Authorities in Kansas continue to investigate an accident Sunday that killed five members of a Minnesota family, and injured six other members of the family. Also injured were seven people who were riding in the family's motor home.
The Kerber family is well-known to their neighbors in the small town of Jordan, southwest of Minneapolis.
John and Mary Jo Marks live just outside of Jordan, on a well-manicured hobby farm with horses and cocker spaniels. The Kerber kids, all twelve of them, have been frequent visitors over the years.
"See all this land out here — they picked up sticks off it, we made hay off of it, we did everything. They worked for me...Tom, Russ..." John Marks said.
The Marks are horse people, and the Kerbers are dirt bike racing people. Mary Jo says she'd never be caught riding a dirt bike, but she understood why the family patriarch, Glen Kerber, a mechanic and motocross fan, wanted what she calls a "toter-home" — a converted box truck that has space for living and space for bikes.
"They'll usually have bathrooms and flat-screen TV and everything to make you comfortable on the road, and the back was reserved for all the equipment," she said. "They had twelve children, and all the boys were into racing, and they did everything as a family."
Most of the family and several friends were in the vehicle Sunday in Kansas when it hit a guardrail and drove off a bridge. The family was returning from a motocross event in Texas when the crash occurred.
Neighbors like the Marks' are trying to comprehend what's happened.
"The phone has been ringing off the hook with people wanting to help," Mary Jo Marks said. "But it's often like that to begin with; who's going to stick around for the long haul, you know?"
One of the bonds between the Marks' and the Kerbers is education.
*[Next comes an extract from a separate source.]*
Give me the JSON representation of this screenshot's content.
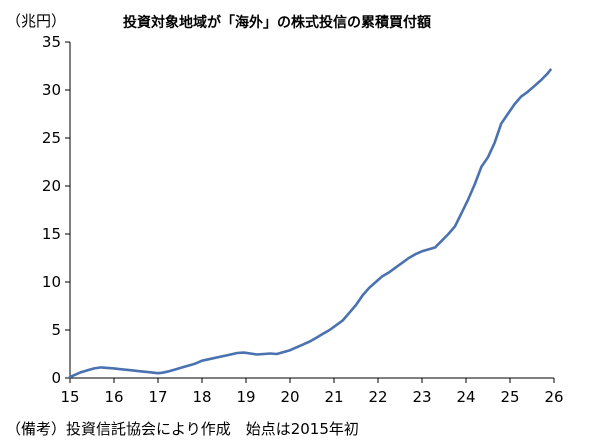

The Kerber children were home-schooled by their mother, Pauline, who was critically injured in the crash. She stopped home schooling after her husband, Glen, died. John Marks, a retired public school teacher, couldn't resist helping the kids.
Marks made a deal with Jessica. He offered her a quarter for every "A" she earned, and two quarters for an "A" in math.
"She always had to figure out the money herself. And I know she got it figured out because I had given her a dollar, and I said 'Now, how much do you owe me?'" Marks said.
"The day before they went on the trip, they were getting ready to go, and Jessica came and gave me three quarters. And I gave them back to her and gave her a dollar and said here, just go and have fun."
Jessica was ten. She died Sunday when the rig, driven by her 17-year-old brother Adam, went off the road in Kansas. Adam was critically injured.
In addition to Jessica, Tom Kerber and his wife Melissa were killed; also James, 12; Joy, 14. Joy's twin sister, Sarah, was injured, as well as Tim, 15; Nick, 8; and Hannah, 5.
Hometown Bank in Jordan has set up a memorial fund, and members of the motocross community are planning a fundraiser in April.